O Imposto de Renda 2026 já está em andamento e marca mais uma etapa obrigatória para milhões de contribuintes em todo o país. A entrega da declaração ocorre entre 23 de março e 29 de maio de 2026, período em que a Receita Federal recebe as informações para verificar se houve imposto a pagar ou direito à restituição, o que torna a organização prévia dos dados algo essencial para evitar multas e pendências.
Quem precisa declarar o Imposto de Renda 2026
Em 2026, devem enviar a declaração as pessoas físicas que, ao longo de 2025, se enquadraram em faixas específicas de rendimento, patrimônio ou operações financeiras. As regras alcançam quem teve maior movimentação econômica, ganhos relevantes ou acumulou determinado nível de bens e direitos.
Estão obrigados os contribuintes com rendimentos tributáveis acima do limite anual definido pela Receita, somando salários, aposentadorias, pensões, aluguéis e outras fontes. Também entram na lista quem recebeu valores isentos ou tributados exclusivamente na fonte acima do teto, além de ganhos de capital com venda de imóveis, ações, outros bens e operações em bolsa de valores acima de determinado valor.

Quem está dispensado de entregar o IR 2026
Ficam dispensadas da declaração do Imposto de Renda 2026 as pessoas que não se enquadram em nenhum dos critérios de renda, patrimônio ou operações definidos para o ano-calendário de 2025. Na prática, são contribuintes com movimentação financeira menor e patrimônio abaixo dos limites vigentes.

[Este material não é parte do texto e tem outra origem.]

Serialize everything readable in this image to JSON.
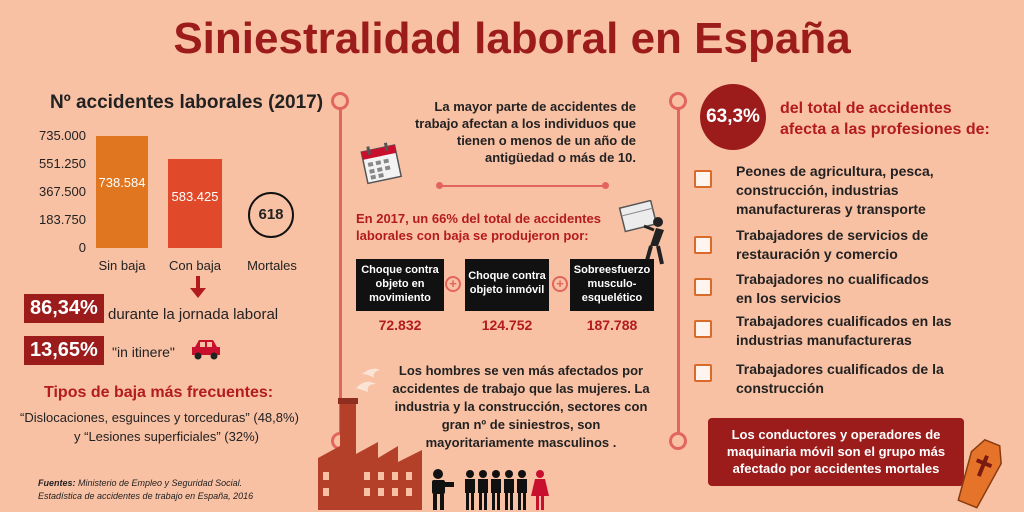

Também podem estar desobrigados os contribuintes cujos bens estejam incluídos na declaração de cônjuge ou companheiro, desde que o valor total não ultrapasse o patamar exigido pela Receita Federal. Pessoas físicas informadas como dependentes em outra declaração igualmente não precisam declarar em separado, desde que todas as suas rendas e bens estejam ali informados; ainda assim, muitos optam por declarar para recuperar imposto retido na fonte.
Como funciona a restituição do Imposto de Renda 2026
A restituição do IR 2026 segue um calendário em lotes mensais, priorizando grupos definidos em lei e, em seguida, a ordem de entrega das declarações. Em 2026, o pagamento está distribuído entre o fim de maio e o fim de agosto, e quem entrega mais cedo, com dados corretos e sem pendências, tende a receber primeiro.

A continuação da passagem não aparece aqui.